There was applause and whistling, and there were also boos and walkouts at the press screening, and so Luca Guadagnino’s “Suspiria” premiered at the Venice Film Festival to the exact kind of reaction you’d expect a 2.5 hour brutal, gory, slow-burn arthouse horror title would get. That includes the actual premiere itself where it received an eight-minute standing ovation.

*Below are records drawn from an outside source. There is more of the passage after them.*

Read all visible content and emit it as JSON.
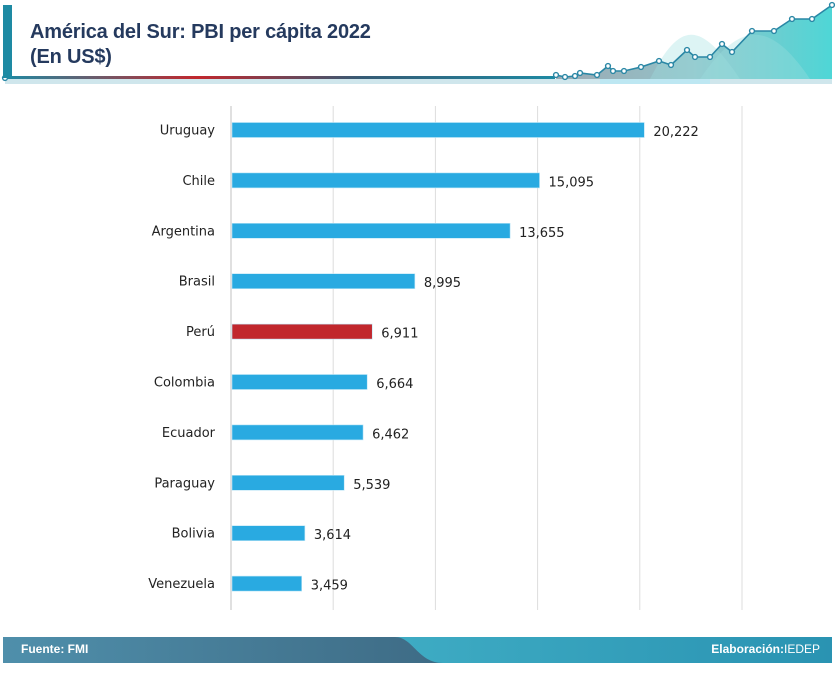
{
  "header": {
    "title_line1": "América del  Sur: PBI per cápita 2022",
    "title_line2": "(En US$)",
    "decoration": "rising-line-area-sparkline"
  },
  "footer": {
    "source_label": "Fuente: FMI",
    "credit_prefix": "Elaboración:",
    "credit_value": "IEDEP"
  },
  "colors": {
    "bar_default": "#29aae1",
    "bar_highlight": "#c1272d",
    "title": "#253a5e",
    "accent": "#1e8aa3",
    "grid": "#dddddd"
  },
  "chart_data": {
    "type": "bar",
    "orientation": "horizontal",
    "title": "América del  Sur: PBI per cápita 2022 (En US$)",
    "xlabel": "",
    "ylabel": "",
    "categories": [
      "Uruguay",
      "Chile",
      "Argentina",
      "Brasil",
      "Perú",
      "Colombia",
      "Ecuador",
      "Paraguay",
      "Bolivia",
      "Venezuela"
    ],
    "values": [
      20222,
      15095,
      13655,
      8995,
      6911,
      6664,
      6462,
      5539,
      3614,
      3459
    ],
    "value_labels": [
      "20,222",
      "15,095",
      "13,655",
      "8,995",
      "6,911",
      "6,664",
      "6,462",
      "5,539",
      "3,614",
      "3,459"
    ],
    "highlight": "Perú",
    "xlim": [
      0,
      25000
    ],
    "grid_step": 5000,
    "grid": true,
    "x_tick_labels_visible": false,
    "legend": "none"
  }
}
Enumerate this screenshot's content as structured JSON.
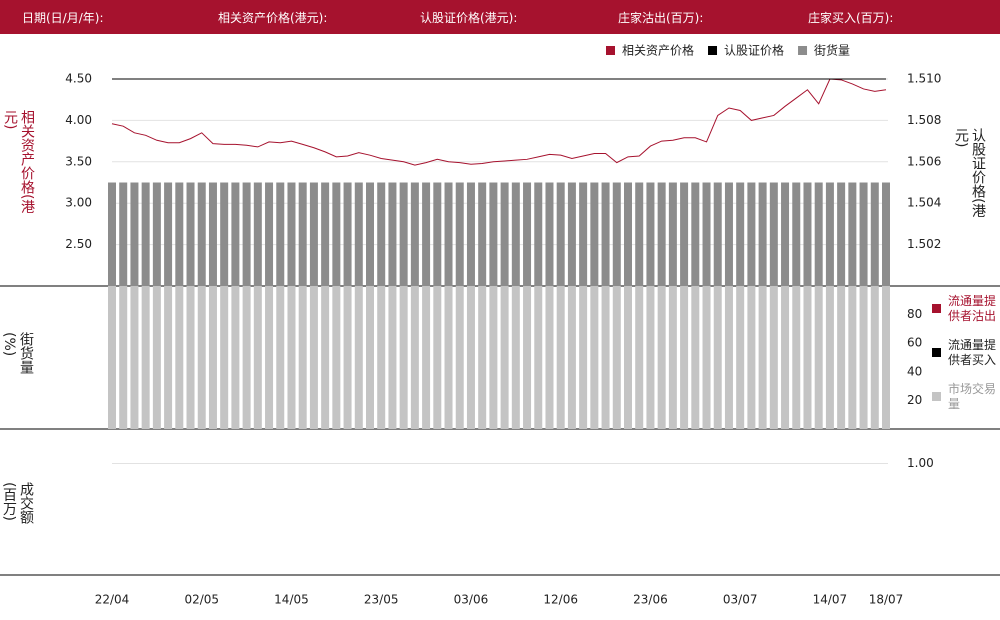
{
  "header": {
    "labels": [
      "日期(日/月/年):",
      "相关资产价格(港元):",
      "认股证价格(港元):",
      "庄家沽出(百万):",
      "庄家买入(百万):"
    ]
  },
  "chart_data": [
    {
      "type": "line",
      "ylabel": "相关资产价格(港元)",
      "y2label": "认股证价格(港元)",
      "categories": [
        "22/04",
        null,
        null,
        null,
        null,
        null,
        null,
        null,
        "02/05",
        null,
        null,
        null,
        null,
        null,
        null,
        null,
        "14/05",
        null,
        null,
        null,
        null,
        null,
        null,
        null,
        "23/05",
        null,
        null,
        null,
        null,
        null,
        null,
        null,
        "03/06",
        null,
        null,
        null,
        null,
        null,
        null,
        null,
        "12/06",
        null,
        null,
        null,
        null,
        null,
        null,
        null,
        "23/06",
        null,
        null,
        null,
        null,
        null,
        null,
        null,
        "03/07",
        null,
        null,
        null,
        null,
        null,
        null,
        null,
        "14/07",
        null,
        null,
        null,
        null,
        "18/07"
      ],
      "ylim": [
        2.0,
        4.5
      ],
      "yticks": [
        {
          "value": 2.5,
          "label": "2.50"
        },
        {
          "value": 3.0,
          "label": "3.00"
        },
        {
          "value": 3.5,
          "label": "3.50"
        },
        {
          "value": 4.0,
          "label": "4.00"
        },
        {
          "value": 4.5,
          "label": "4.50"
        }
      ],
      "y2lim": [
        1.5,
        1.51
      ],
      "y2ticks": [
        {
          "value": 1.502,
          "label": "1.502"
        },
        {
          "value": 1.504,
          "label": "1.504"
        },
        {
          "value": 1.506,
          "label": "1.506"
        },
        {
          "value": 1.508,
          "label": "1.508"
        },
        {
          "value": 1.51,
          "label": "1.510"
        }
      ],
      "series": [
        {
          "name": "相关资产价格",
          "color": "#a6122e",
          "values": [
            3.96,
            3.93,
            3.85,
            3.82,
            3.76,
            3.73,
            3.73,
            3.78,
            3.85,
            3.72,
            3.71,
            3.71,
            3.7,
            3.68,
            3.74,
            3.73,
            3.75,
            3.71,
            3.67,
            3.62,
            3.56,
            3.57,
            3.61,
            3.58,
            3.54,
            3.52,
            3.5,
            3.46,
            3.49,
            3.53,
            3.5,
            3.49,
            3.47,
            3.48,
            3.5,
            3.51,
            3.52,
            3.53,
            3.56,
            3.59,
            3.58,
            3.54,
            3.57,
            3.6,
            3.6,
            3.49,
            3.56,
            3.57,
            3.69,
            3.75,
            3.76,
            3.79,
            3.79,
            3.74,
            4.06,
            4.15,
            4.12,
            4.0,
            4.03,
            4.06,
            4.17,
            4.27,
            4.37,
            4.2,
            4.5,
            4.49,
            4.44,
            4.38,
            4.35,
            4.37
          ]
        },
        {
          "name": "认股证价格",
          "color": "#000000",
          "axis": "y2",
          "values": [
            1.51,
            1.51,
            1.51,
            1.51,
            1.51,
            1.51,
            1.51,
            1.51,
            1.51,
            1.51,
            1.51,
            1.51,
            1.51,
            1.51,
            1.51,
            1.51,
            1.51,
            1.51,
            1.51,
            1.51,
            1.51,
            1.51,
            1.51,
            1.51,
            1.51,
            1.51,
            1.51,
            1.51,
            1.51,
            1.51,
            1.51,
            1.51,
            1.51,
            1.51,
            1.51,
            1.51,
            1.51,
            1.51,
            1.51,
            1.51,
            1.51,
            1.51,
            1.51,
            1.51,
            1.51,
            1.51,
            1.51,
            1.51,
            1.51,
            1.51,
            1.51,
            1.51,
            1.51,
            1.51,
            1.51,
            1.51,
            1.51,
            1.51,
            1.51,
            1.51,
            1.51,
            1.51,
            1.51,
            1.51,
            1.51,
            1.51,
            1.51,
            1.51,
            1.51,
            1.51
          ]
        },
        {
          "name": "街货量",
          "color": "#8c8c8c",
          "values": [
            3.25,
            3.25,
            3.25,
            3.25,
            3.25,
            3.25,
            3.25,
            3.25,
            3.25,
            3.25,
            3.25,
            3.25,
            3.25,
            3.25,
            3.25,
            3.25,
            3.25,
            3.25,
            3.25,
            3.25,
            3.25,
            3.25,
            3.25,
            3.25,
            3.25,
            3.25,
            3.25,
            3.25,
            3.25,
            3.25,
            3.25,
            3.25,
            3.25,
            3.25,
            3.25,
            3.25,
            3.25,
            3.25,
            3.25,
            3.25,
            3.25,
            3.25,
            3.25,
            3.25,
            3.25,
            3.25,
            3.25,
            3.25,
            3.25,
            3.25,
            3.25,
            3.25,
            3.25,
            3.25,
            3.25,
            3.25,
            3.25,
            3.25,
            3.25,
            3.25,
            3.25,
            3.25,
            3.25,
            3.25,
            3.25,
            3.25,
            3.25,
            3.25,
            3.25,
            3.25
          ]
        }
      ]
    },
    {
      "type": "bar",
      "ylabel": "街货量(%)",
      "ylim": [
        0,
        100
      ],
      "yticks": [
        20,
        40,
        60,
        80
      ],
      "series": [
        {
          "name": "流通量提供者沽出",
          "color": "#a6122e",
          "values": []
        },
        {
          "name": "流通量提供者买入",
          "color": "#000000",
          "values": []
        },
        {
          "name": "市场交易量",
          "color": "#c4c4c4",
          "values": [
            100,
            100,
            100,
            100,
            100,
            100,
            100,
            100,
            100,
            100,
            100,
            100,
            100,
            100,
            100,
            100,
            100,
            100,
            100,
            100,
            100,
            100,
            100,
            100,
            100,
            100,
            100,
            100,
            100,
            100,
            100,
            100,
            100,
            100,
            100,
            100,
            100,
            100,
            100,
            100,
            100,
            100,
            100,
            100,
            100,
            100,
            100,
            100,
            100,
            100,
            100,
            100,
            100,
            100,
            100,
            100,
            100,
            100,
            100,
            100,
            100,
            100,
            100,
            100,
            100,
            100,
            100,
            100,
            100,
            100
          ]
        }
      ]
    },
    {
      "type": "bar",
      "ylabel": "成交额(百万)",
      "ylim": [
        0,
        1.3
      ],
      "yticks": [
        {
          "value": 1.0,
          "label": "1.00"
        }
      ],
      "series": []
    }
  ]
}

Reviews seem to be similarly split – wildly divisive with some labelling it a masterpiece, others calling it a self-serious bore. All say this new take on Dario Argento’s 1977 supernatural classic is completely different to Argento’s garishly excessive and neon-soaked fever dream original, and many are labelling it “this year’s Mother” in terms of the likely reactions. Here’s a sampling of reviews:

“‘Suspiria’ is that rarity, an extreme horror movie made by a deeply serious maestro of a director. Yet considering that it’s a remake of one of the most lavishly nutty baroque-schlock horror films of its era, you’d think Guadagnino might have wanted to lighten up. But no… The new “Suspiria” has more than touch of [Rainer Werner] Fassbinder’s astringent dryness and rigor, and a little of that goes a long way. The movie, while absorbingly crafted, is two-and-a-half hours of solemn slow-burn mystery. “Suspiria” has the virtues, but also the limits, of a lavishly cerebral high-end horror film. It holds your attention, and creeps you out at times, but it’s not scary, and it’s not really – dare I say it? – fun.” – Owen Gleiberman, Variety

“There are smart moments of fear and subliminal shivers of disquiet, the dance sequences are good and of course Guadagnino could never be anything other than an intelligent film-maker. But this is a weirdly passionless film. The spark of pure diabolical craziness of Argento has gone, together with his brash streak of black comedy, and in its place is something determinedly upscale and upper-middlebrow, with indigestible new layers of historical meaning added.” – Peter Bradshaw, The Guardian

“I love Luca Guadagnino’s grotesque, political, radically feminine interpretation… What Luca does, and frankly, what Suspiria deserves, is to turn the tale of a coven of witches who lord over an unholy dance academy in Berlin inside out. What was a pretty goal-oriented game of “escape the old crones” becomes something more impressionistic about the absurd violence of being a woman… Suspiria is a gorgeous, hideous, uncompromising film, and while it seeks to do many things, settling our minds about the brutality of the past and human nature is not one of them.” – Emily Yoshida, Vulture

“Almost certain to be the most polarizing film since ‘mother!’ split audiences between rapture and embarrassment last fall, Guadagnino’s radical new take is less a remake of the original than it is an estranged sibling. As grim and severe as Argento’s film was ecstatic and harlequin, this ‘Suspiria’ offers a richer, more explicit interpretation – [this] wicked opus ultimately cares more about the scars it leaves behind than it does the violence that caused them, or might cut them open again.” – David Ehrlich, Indiewire

“Luca Guadagnino’s elaborate Suspiria remake is a head-scratcher. The Amazon release is bound to be polarizing, with some genre aficionados sure to respond to its respect for the source material while others will bemoan the relative meagerness of its fright factor. The movie, as expected, is exquisitely crafted and rich in atmosphere. [Screenwriter] David Kajganich mined this vein far more effectively in the terrific debut season of AMC’s horror anthology series ‘The Terror’…It’s all quite aesthetically striking and yet the new Suspiria remains distancing, often borderline inert, not to mention only marginally more coherent than the original version.” – David Rooney, THR

“This new Suspiria is bland, grisly, boring and silly. There is nothing poetic or erotic about it. It’s not the fault of the actors…Guadagnino is tripped up by his own ambitions. He has made the plot and the setting insanely complicated. Even if Suspiria is at times unpleasantly grim, it’s not exactly scary.” – Stephanie Zacharek, Time

“Suspiria” opens in limited release on October 26th before going wide a week later.